Menjaga Keamanan: Penggunaan Pemanas Inframerah di Kamar Mandi
Menggunakan pemanas inframerah di kamar mandi berarti harus melawan uap air yang ada di sana. Udara lembab ada di mana-mana, dan jika uap tersebut masuk ke tempat yang tidak semestinya, maka situasi akan menjadi buruk dengan cepat. Untuk menjaga keselamatan semua orang dan mencegah kerusakan pada sistem, kita harus mematuhi standar IP44 dan menggunakan bahan isolasi yang berkualitas tinggi.
Apa arti IP44 bagi Anda?
Secara sederhana, standar IP44 berarti perangkat tersebut dapat bertahan terhadap percikan air dari segala arah, sekaligus mampu menahan partikel padat yang masuk ke dalamnya. Namun, uap air sangat licik; ia bisa masuk melalui celah-celah kecil. Itulah sebabnya kita menggunakan bahan penutup yang ketat untuk menyegel bagian-bagian perangkat tersebut. Jika air berhasil masuk ke bagian elemen pemanas, maka akan terjadi gangguan listrik. Hal ini tentu tidak baik. Kita mencegah hal ini dengan menggunakan kotak sambungan yang tertutup rapat serta braket penyangga yang tidak menghantarkan listrik.

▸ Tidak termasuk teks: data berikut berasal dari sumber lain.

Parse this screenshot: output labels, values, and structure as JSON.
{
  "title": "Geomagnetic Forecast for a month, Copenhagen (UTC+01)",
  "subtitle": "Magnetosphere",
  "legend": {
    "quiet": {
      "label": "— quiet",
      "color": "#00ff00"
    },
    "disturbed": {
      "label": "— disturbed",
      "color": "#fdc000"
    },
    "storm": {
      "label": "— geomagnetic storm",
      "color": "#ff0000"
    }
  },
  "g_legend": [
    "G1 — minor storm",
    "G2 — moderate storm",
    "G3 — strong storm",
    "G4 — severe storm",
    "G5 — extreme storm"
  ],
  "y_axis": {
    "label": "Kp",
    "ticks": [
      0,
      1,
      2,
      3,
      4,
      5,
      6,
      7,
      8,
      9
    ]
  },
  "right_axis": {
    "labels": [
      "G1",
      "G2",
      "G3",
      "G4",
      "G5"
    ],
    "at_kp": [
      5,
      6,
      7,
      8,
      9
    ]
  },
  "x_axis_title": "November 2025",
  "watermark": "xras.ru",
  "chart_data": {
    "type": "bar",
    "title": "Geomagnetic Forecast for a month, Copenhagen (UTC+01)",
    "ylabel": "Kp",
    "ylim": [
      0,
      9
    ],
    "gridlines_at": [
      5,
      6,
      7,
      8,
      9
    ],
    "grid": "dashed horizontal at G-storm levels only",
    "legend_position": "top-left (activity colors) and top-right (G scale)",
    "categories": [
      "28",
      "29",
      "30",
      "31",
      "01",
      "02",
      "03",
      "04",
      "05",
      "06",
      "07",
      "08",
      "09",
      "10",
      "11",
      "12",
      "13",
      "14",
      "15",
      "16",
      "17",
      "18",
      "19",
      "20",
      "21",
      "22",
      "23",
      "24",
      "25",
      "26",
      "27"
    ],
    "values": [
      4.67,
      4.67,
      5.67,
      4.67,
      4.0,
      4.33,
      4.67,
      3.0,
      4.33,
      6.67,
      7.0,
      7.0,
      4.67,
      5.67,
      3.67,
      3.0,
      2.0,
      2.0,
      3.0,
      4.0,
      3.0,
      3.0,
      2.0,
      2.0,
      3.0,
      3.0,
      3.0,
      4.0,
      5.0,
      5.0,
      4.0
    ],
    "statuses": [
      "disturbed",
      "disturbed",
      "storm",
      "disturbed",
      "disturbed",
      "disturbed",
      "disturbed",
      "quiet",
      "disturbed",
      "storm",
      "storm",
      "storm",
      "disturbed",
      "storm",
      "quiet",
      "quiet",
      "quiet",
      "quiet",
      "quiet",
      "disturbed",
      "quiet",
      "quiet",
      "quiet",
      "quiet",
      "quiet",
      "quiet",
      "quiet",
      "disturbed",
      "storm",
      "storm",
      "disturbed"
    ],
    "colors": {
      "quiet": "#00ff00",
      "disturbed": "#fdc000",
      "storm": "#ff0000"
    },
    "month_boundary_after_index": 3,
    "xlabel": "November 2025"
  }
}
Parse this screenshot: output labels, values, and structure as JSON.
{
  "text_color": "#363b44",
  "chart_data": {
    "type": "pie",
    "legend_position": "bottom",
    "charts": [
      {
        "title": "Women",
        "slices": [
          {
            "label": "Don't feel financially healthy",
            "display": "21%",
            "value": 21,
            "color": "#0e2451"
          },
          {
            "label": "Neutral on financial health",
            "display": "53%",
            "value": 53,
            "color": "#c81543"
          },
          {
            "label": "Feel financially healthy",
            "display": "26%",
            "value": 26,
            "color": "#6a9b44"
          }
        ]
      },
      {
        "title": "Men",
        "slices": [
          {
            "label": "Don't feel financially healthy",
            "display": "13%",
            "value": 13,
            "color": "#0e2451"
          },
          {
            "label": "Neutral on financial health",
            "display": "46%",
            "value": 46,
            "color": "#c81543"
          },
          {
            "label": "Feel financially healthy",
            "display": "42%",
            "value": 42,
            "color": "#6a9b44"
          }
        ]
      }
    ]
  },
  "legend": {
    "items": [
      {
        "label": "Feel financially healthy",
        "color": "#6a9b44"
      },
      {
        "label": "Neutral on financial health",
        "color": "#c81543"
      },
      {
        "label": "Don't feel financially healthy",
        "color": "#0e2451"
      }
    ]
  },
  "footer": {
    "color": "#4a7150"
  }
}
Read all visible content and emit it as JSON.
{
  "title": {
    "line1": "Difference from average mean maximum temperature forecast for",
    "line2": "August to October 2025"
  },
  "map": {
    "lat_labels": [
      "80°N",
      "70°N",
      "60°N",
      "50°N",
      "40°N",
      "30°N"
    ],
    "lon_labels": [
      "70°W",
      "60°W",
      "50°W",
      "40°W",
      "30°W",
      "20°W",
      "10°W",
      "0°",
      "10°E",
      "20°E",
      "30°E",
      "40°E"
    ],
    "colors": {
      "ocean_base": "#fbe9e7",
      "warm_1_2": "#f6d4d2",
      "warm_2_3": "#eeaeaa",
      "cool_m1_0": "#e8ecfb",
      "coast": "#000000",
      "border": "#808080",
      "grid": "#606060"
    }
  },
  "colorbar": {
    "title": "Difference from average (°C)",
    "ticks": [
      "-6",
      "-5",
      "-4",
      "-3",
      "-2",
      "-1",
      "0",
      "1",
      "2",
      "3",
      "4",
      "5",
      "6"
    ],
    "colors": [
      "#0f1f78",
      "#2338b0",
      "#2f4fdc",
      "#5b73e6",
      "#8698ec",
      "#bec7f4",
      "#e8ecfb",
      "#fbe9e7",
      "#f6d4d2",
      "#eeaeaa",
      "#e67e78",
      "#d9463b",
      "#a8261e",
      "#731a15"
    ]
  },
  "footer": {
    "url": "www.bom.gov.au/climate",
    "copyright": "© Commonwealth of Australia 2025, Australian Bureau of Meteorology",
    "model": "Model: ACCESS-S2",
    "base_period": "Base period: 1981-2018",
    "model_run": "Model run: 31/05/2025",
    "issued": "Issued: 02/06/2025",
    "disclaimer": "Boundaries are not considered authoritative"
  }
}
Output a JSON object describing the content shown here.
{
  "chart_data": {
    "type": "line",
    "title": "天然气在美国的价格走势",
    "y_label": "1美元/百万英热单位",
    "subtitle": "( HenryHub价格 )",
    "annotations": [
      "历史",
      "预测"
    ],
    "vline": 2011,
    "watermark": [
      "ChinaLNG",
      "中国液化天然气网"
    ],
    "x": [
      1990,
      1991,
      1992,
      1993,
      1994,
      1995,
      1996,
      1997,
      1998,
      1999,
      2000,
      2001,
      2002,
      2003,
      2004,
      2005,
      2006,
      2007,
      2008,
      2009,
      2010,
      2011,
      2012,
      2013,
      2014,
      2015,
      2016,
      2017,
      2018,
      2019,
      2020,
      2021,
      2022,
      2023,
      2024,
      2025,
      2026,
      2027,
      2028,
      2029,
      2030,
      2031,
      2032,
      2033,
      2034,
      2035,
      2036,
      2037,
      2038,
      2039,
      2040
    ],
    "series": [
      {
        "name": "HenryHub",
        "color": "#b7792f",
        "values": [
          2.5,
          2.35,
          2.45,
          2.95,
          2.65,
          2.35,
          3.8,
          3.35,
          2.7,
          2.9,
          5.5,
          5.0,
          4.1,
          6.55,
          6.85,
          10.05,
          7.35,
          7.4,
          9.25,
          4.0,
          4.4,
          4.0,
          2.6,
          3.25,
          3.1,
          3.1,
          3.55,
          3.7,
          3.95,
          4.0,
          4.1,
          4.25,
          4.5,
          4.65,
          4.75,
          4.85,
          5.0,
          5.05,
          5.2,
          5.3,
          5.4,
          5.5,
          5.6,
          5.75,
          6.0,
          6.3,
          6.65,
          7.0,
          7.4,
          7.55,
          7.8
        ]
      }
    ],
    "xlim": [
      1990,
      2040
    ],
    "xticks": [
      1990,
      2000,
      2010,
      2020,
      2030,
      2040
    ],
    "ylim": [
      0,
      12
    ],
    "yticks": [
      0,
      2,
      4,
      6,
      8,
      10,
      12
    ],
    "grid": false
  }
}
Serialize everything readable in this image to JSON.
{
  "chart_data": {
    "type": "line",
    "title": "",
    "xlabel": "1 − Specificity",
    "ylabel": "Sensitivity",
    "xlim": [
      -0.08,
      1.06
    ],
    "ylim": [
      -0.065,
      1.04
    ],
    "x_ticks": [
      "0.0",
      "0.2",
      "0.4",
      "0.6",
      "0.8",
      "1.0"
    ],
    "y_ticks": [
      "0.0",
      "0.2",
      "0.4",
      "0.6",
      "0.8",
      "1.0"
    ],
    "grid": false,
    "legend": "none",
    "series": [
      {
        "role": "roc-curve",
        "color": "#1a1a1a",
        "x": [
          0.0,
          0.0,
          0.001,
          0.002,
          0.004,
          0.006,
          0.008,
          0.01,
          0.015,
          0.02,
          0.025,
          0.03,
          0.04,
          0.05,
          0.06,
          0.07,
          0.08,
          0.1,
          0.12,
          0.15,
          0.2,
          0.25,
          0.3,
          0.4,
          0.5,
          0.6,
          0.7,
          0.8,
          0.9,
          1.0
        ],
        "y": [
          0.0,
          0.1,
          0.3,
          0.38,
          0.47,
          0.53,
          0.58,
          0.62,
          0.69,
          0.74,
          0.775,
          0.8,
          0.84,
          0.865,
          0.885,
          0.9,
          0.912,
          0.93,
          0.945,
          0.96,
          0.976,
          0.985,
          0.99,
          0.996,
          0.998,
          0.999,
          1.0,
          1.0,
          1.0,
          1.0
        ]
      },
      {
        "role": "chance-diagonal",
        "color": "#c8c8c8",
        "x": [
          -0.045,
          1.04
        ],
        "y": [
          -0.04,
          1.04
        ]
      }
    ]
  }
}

Memastikan Listrik Tetap Berada di Tempat yang Benar
Kita tidak hanya mengandalkan satu lapisan perlindungan saja. Itu merupakan cara yang berisiko untuk menimbulkan bencana. Agar bagian luar perangkat tetap “mati” (dan aman untuk disentuh), kita menggunakan kabel berlapis isolasi ganda serta bahan isolasi berbahan keramik yang tahan panas. Kita juga memasang bahan isolasi tahan panas di antara lampu dan rangka logam. Dengan demikian, jalur listrik yang menuju rangka logam akan terputus.
Dan tolong, lakukanlah hal ini: sambungkan seluruh kabel ke alat pengaman GFCI atau RCD yang sesuai. Meskipun perangkat tersebut dibuat dengan sempurna, kebocoran kabel di rumah Anda masih bisa membuat perangkat tersebut berfungsi secara tidak normal. RCD merupakan alat pengaman yang dapat menyelamatkan nyawa Anda jika segala upaya lain gagal.
Kompromi yang Tidak Disebutkan oleh Siapa Pun
Ada satu hal yang perlu diperhatikan: ketika kita menggunakan bahan isolasi yang ketat untuk mencapai standar IP44, aliran udara akan terhambat. Akibatnya, bagian dalam perangkat akan menjadi sangat panas. Jika kita menggunakan kabel PVC biasa, panas tersebut akan membuat lapisan isolasinya menjadi rapuh. Dalam waktu setahun, lapisan isolasi tersebut akan retak. Untuk menghindari hal ini, kita perlu menggunakan kabel yang tahan panas, seperti kabel berbahan silikon atau serat kaca. Ini merupakan hal kecil, tetapi hal ini menentukan apakah perangkat tersebut akan bertahan selama satu dekade atau justru menjadi sumber bahaya kebakaran dalam waktu 12 bulan saja.